To start with business: How much money is at risk for neurotech companies? If all eligible claims for shortlisted services are denied (which is unlikely), then a back of napkin estimate suggests a maximum revenue loss of 20 percent.
By revenue, the biggest losers look to be the largest medical device companies Medtronic, Boston Scientific, and Abbott, who posted 2024 US neuromodulation revenues of $1,317 billion, $847 million, and $767 million respectively. FFS Medicare reimbursements on targeted procedures represents a percentage of those figures, ballpark 30%. This means that even a full 20% loss of Medicare revenue would only amount to a tiny sliver of their global bottom line across their entire diversified businesses, each over $10 billion per year.
The impact on non-diversified companies appears more damaging, due to intense competition from within neurotech and beyond. Take Inspire Medical, whose hypoglossal nerve stimulation is used to treat obstructive sleep apnea to the tune of $771m in 2024 US revenue. In their 2024 annual report, Inspire shared that FFS Medicare accounts for 25-30% of this figure, or $200-230m. A 20% cut could represent a loss of $40-50m.
Inspire could theoretically earn back this loss through other markets, states, or overall growth. But as a non-diversified company already facing numerous challenges and new headwinds like GLP-1s, WISeR comes at the wrong place and time, for Inspire and other players in the field.
Beyond impacting revenue, WISeR could decelerate M&A. Pain implant company Nevro, who generated just north of $350 million in 2024, was hunting for a buyer before this spring's all-cash sale to Globus Medical for $250m. If perception grows that implanted neuromodulation is on the wrong side of the crosshairs, it's easy to imagine deals like this falling through in the coming years.
When I asked what he would say to neurotech executives about WISeR, the reimbursement consultant I spoke with offered this view: "I'd say this is a signal the new administration is looking less kindly on companies that make a lot of money doing expensive and marginal benefit treatments. If you're thinking about launching a $100,000 research platform for niche medical conditions, especially if your treatment has marginal benefit, you should probably pay attention to this."
How will the industry respond? In the short term, impacted companies may divert sales and marketing resources to other states, or possibly reallocate these resources towards alternative services or other federal markets, like the Veterans Administration or Medicare Advantage.

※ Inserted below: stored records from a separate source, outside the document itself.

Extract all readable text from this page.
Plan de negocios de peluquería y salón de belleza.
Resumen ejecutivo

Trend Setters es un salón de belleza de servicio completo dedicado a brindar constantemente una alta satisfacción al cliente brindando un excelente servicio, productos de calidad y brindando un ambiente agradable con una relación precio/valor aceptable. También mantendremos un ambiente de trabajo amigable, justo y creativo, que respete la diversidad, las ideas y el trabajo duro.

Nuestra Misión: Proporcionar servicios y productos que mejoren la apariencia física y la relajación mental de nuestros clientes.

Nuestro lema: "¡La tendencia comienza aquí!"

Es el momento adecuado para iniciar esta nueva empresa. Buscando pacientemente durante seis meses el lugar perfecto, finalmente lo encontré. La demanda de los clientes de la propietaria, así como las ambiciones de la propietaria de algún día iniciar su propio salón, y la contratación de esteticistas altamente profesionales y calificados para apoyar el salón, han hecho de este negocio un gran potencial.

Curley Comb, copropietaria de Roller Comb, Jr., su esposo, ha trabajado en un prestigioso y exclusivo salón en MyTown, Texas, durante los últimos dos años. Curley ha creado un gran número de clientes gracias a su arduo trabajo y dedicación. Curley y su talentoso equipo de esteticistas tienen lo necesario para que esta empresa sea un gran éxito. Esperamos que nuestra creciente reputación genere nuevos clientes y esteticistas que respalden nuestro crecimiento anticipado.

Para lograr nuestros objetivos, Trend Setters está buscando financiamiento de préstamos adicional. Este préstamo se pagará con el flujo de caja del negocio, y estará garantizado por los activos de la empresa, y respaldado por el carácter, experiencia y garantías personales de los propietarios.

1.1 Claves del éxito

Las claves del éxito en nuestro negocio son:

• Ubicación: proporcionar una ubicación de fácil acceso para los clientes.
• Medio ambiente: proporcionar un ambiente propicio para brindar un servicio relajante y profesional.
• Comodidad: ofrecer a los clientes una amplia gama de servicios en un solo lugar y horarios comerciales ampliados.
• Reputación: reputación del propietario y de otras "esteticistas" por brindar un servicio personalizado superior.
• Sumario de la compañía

Longer term, the medical device lobby and various advocacy organizations are sure to weigh in against WISeR's post-pilot expansion. But beyond simply outsourcing their policy battles, it would be wiser for neurotech companies and their investors heed this latest CMMI program as a wakeup call at their next board meeting.
With known and unknown unknowns, this much is clear: Starting in January, this pilot program will impact the patient-doctor relationship, clinical and economic outcomes, and neurotech revenue in six states for six years. Those paying attention understand that seemingly direct contradictions between the intentions of this program and concurrent public-private efforts is a feature, not a bug of this administration's governing style.
So, to beat WISeR, neurotech will have to get smarter.